Bolstered by favorable court rulings in previous lawsuits, Tumbleweed has extracted licensing agreements from, among others, online greeting sites run by Hallmark and American Greetings.
Two months ago, Tumbleweed got its most lucrative settlement so far. DST Systems, which uses e-mail links to notify E-Trade Group customers about financial information, agreed to pay more than $1 million in back royalties and 4 cents for every future message.
Four cents per transaction can add up quickly for a widely used service like PayPal. The service acts as a financial middleman by collecting payments from the credit cards and bank accounts of online buyers and then delivering the money to the sellers through e-mail.
In its last quarterly report, filed in August, PayPal's payment service was operating at a pace that would generate about 115 million transactions annually. At 4 cents apiece, that would translate into $4.6 million annually.
eBay could be held liable for triple damages.
The auctioneer's success, punctuated by a 2002 profit of $250 million, has made it a bigger target for lawsuits.
For example, Virginia inventor Tom Woolston and his company, MercExhange, is seeking to enforce a patent that he says governs the technology used in eBay's auctions. eBay has denied that claim, too.
Founded in 1993, Tumbleweed makes a variety of e-mail software, including encryption tools and spam filters.

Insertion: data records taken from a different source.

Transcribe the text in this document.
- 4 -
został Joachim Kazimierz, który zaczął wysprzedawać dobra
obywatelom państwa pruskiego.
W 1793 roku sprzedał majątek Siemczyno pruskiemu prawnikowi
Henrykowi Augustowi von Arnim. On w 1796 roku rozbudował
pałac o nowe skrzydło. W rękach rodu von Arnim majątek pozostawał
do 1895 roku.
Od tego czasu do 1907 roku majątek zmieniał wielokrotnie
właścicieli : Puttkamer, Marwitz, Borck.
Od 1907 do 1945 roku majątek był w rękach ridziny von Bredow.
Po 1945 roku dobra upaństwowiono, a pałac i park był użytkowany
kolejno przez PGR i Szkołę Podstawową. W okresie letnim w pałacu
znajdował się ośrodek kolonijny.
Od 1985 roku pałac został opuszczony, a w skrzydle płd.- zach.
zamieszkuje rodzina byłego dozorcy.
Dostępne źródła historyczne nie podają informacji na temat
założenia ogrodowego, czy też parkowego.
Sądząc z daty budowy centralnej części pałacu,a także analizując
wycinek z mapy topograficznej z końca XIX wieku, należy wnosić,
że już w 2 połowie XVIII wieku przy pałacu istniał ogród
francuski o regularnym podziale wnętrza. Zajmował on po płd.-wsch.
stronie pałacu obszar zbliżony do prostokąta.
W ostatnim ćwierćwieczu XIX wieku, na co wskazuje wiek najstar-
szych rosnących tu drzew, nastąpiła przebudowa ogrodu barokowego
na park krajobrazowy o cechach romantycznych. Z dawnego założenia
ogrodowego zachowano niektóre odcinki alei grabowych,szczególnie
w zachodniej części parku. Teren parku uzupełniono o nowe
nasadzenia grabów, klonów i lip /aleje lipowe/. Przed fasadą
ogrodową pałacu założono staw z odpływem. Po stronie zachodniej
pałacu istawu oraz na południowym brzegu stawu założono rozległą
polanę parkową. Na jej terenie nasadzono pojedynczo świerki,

Since its inception, the company has lost $270 million, including $205 million in the past three years. Tumbleweed's stock, which peaked at $136 per share in 2000, recently has been trading at about $1.20. To survive, Tumbleweed halved its payroll, to 135 employees.
The troubles contributed to the company's decision to become more aggressive about patent enforcement.
One of the most common defenses against patent claims is to show that a technology had been in public use before it was patented.
Behind its public bluster, eBay cautioned in its regulatory filing in November that the claims "could require expensive changes in our methods of doing business or could require us to enter into costly royalty or licensing agreements."
Yahoo! declined to comment on the case, though it denied the claims in court documents.
The case will reach a pivotal stage in July when a federal judge in Oakland, Calif., will begin to determine the scope of Tumbleweed's patent claims.
Smith is sensitive to perceptions around Silicon Valley that Tumbleweed is pursuing patent cases because it couldn't make it as an ongoing business. He makes no apologies.
"Patents exist to protect small inventors like us," Smith said, "not the eBays of the world."